Written more like a movie than a play, it’s set against a backdrop of beautiful wood and paper screens that open and close, giving the cast plenty of ways to enter and exit the thrust stage (and making it feel more like a proscenium). The furnishings by scenic designer Sarah Brandner are simple and modular so they can be moved quickly on and off stage. One moment we’re in a home, then at an airport, in a car, in an office, at a bar. Reyes’ direction holds it all together.

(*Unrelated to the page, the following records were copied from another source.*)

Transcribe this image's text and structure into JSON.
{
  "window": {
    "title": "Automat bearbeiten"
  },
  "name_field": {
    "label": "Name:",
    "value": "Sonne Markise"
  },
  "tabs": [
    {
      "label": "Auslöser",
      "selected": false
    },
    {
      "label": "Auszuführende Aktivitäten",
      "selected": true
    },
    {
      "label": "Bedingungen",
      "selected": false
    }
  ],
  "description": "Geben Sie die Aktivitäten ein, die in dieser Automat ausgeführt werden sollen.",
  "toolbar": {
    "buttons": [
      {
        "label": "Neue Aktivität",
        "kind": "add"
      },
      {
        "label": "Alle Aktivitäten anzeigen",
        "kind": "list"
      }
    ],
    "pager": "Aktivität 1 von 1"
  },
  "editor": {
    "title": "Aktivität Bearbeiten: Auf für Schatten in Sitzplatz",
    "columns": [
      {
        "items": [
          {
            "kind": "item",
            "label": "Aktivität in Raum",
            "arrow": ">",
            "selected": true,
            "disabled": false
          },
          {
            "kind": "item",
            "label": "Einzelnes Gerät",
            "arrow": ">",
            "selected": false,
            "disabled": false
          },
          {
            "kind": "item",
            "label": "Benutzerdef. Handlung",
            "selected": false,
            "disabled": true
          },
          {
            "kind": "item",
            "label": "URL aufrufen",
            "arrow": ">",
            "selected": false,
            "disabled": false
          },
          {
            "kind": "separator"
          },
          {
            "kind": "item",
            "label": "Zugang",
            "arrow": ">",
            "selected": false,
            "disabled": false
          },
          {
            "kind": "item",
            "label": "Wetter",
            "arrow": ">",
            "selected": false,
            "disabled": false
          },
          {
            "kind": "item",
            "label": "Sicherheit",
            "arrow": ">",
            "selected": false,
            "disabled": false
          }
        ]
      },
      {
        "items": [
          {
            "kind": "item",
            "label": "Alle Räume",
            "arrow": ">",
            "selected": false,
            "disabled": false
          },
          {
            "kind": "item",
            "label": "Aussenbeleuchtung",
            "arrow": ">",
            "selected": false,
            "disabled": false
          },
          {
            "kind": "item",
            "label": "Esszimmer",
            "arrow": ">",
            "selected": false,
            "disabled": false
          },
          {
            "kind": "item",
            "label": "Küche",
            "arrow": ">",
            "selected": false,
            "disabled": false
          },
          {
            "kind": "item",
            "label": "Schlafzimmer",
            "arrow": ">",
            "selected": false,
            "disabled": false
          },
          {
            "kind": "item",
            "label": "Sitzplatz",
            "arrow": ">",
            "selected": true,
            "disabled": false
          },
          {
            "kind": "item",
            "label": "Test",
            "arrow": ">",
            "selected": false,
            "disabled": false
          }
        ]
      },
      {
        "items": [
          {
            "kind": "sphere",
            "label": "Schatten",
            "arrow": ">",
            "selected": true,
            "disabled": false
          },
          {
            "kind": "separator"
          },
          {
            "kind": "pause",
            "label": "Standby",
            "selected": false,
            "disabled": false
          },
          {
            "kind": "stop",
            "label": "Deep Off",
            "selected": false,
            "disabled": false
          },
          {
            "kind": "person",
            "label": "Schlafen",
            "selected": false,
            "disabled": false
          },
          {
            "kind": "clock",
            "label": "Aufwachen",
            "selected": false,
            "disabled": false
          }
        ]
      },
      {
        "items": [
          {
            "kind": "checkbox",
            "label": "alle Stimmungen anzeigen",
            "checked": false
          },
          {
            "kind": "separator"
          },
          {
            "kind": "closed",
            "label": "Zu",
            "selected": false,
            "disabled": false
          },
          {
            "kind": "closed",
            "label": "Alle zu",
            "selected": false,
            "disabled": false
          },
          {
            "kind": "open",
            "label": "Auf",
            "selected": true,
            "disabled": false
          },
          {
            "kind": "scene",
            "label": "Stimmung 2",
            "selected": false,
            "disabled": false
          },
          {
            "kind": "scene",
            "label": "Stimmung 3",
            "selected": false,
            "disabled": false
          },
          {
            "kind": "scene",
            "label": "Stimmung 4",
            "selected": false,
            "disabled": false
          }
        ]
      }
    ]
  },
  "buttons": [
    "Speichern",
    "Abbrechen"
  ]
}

The story, loosely: Second-generation Hmong-American woman Gao Hlee (Dexieng Yang, an Augsburg student in her first professional acting role) is a personality coach with her own consulting business who trains foreign-born businesspeople in the arcane ways of the American Midwest. (“We are much nicer here and like to beat around the bush.”) She lives with and cares for her immigrant mother (Phasoua Vang). Gao’s clock is ticking; if she doesn’t get pregnant by 30, she’ll lose the chance. (The reason for that is explained, but we won’t give it away.) Between her work, her hovering mom and her obsession with elaborate, episodic, wildly popular Korean dramas, Gao has never been with a man, though she once dated her cousin, Tou Mong (Gregory Yang).

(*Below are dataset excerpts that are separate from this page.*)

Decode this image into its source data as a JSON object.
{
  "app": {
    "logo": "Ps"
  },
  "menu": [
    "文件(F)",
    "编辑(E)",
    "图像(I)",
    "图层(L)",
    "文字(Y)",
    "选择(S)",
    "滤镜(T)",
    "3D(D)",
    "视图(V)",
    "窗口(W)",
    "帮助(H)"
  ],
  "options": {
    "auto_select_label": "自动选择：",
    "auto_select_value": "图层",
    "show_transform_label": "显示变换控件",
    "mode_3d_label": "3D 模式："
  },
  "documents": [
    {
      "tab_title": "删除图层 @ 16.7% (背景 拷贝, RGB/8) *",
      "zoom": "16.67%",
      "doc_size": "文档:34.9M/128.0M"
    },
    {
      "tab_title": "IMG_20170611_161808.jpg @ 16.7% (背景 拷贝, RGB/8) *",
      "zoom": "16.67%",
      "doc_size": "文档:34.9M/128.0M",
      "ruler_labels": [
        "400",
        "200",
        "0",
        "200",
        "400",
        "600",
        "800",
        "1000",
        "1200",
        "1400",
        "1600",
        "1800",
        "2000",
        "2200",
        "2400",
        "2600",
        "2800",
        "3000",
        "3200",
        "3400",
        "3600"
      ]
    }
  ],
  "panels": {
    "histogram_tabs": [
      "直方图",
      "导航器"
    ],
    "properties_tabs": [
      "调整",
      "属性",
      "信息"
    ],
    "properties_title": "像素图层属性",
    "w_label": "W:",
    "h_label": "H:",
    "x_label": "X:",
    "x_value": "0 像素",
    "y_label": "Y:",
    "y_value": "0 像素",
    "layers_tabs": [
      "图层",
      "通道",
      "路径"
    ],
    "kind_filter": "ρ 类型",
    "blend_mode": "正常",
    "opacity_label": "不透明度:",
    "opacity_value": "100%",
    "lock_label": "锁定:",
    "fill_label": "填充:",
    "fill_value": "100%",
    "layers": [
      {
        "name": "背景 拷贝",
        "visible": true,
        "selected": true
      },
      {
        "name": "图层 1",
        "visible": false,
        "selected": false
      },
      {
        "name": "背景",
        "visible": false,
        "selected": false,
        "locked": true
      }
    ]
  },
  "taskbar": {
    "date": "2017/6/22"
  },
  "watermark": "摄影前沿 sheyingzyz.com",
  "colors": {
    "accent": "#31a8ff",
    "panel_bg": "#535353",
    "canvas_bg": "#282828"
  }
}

Benedict Song (Brian Kim) is the wealthy heir to a Korean manufacturing giant, sent by his mother (Katie Bradley) to the company’s new Midwest office to prove himself. He’s imperious, snobbish and rude. Daebak Kim (Clay Man Soo) is Song’s administrator and life assistant. They share a past, but we won’t go into that. Z (Khadija Siddiqul) is Gao’s best friend in every sense of the word.

The stage is set for a rom-com that Lee-Yang lets Gao explain in a scene with Tou Mong: “We want to watch fantasies where Asian people fall in love with each other. Can we find that in American television? No. In American movies? No.”

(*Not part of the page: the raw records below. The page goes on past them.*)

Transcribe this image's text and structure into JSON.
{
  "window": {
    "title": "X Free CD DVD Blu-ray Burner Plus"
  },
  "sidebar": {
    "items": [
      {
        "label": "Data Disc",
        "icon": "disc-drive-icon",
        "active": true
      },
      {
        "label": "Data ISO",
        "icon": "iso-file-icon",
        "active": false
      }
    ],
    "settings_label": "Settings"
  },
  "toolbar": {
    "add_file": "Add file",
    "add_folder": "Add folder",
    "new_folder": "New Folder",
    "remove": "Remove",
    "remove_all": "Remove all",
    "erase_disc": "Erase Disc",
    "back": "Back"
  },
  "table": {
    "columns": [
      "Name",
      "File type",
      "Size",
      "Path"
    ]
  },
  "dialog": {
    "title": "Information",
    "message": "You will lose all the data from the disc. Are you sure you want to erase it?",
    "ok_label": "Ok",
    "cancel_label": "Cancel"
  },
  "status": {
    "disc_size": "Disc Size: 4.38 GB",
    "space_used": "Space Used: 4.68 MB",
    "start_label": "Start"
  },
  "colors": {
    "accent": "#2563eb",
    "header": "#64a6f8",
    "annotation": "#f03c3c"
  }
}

And though you know that Gao and Benedict will fall in love, that Benedict’s mother and a beautiful blind date (Joann Ouedekerk) imported from Korea won’t succeed in keeping them apart, and that dreams come true, the tale unfolds with such glee and smart, speedy repartee that you’re happy to be there, watching and hearing it happen.

The dialogue is peppered with Asian words and references. A few clues: An heir like Benedict is a chaebol. Japanese karaoke; Koreans norae. Ramen is ramyun in Korean, and inviting someone to eat it with you is the same as asking “Do you want to Netflix and chill?” Koreans know this but Hmong don’t. (This is all straight from the play.) Scenes and characters from Korean dramas, or kdramas, appear in clouds of stage smoke.

And there are ghosts. It’s a little unclear – OK, kind of confusing – who’s a ghost and who isn’t, at least at first, and what they’re doing in the play. The creepy guy in the Hmong bar is a ghost. The woman in white who wears her hair over her face is a ghost. For a brief back-and-forth with Benedict’s mother, Gao is possessed by a ghost. By the end of the play, ghosts are not unusual.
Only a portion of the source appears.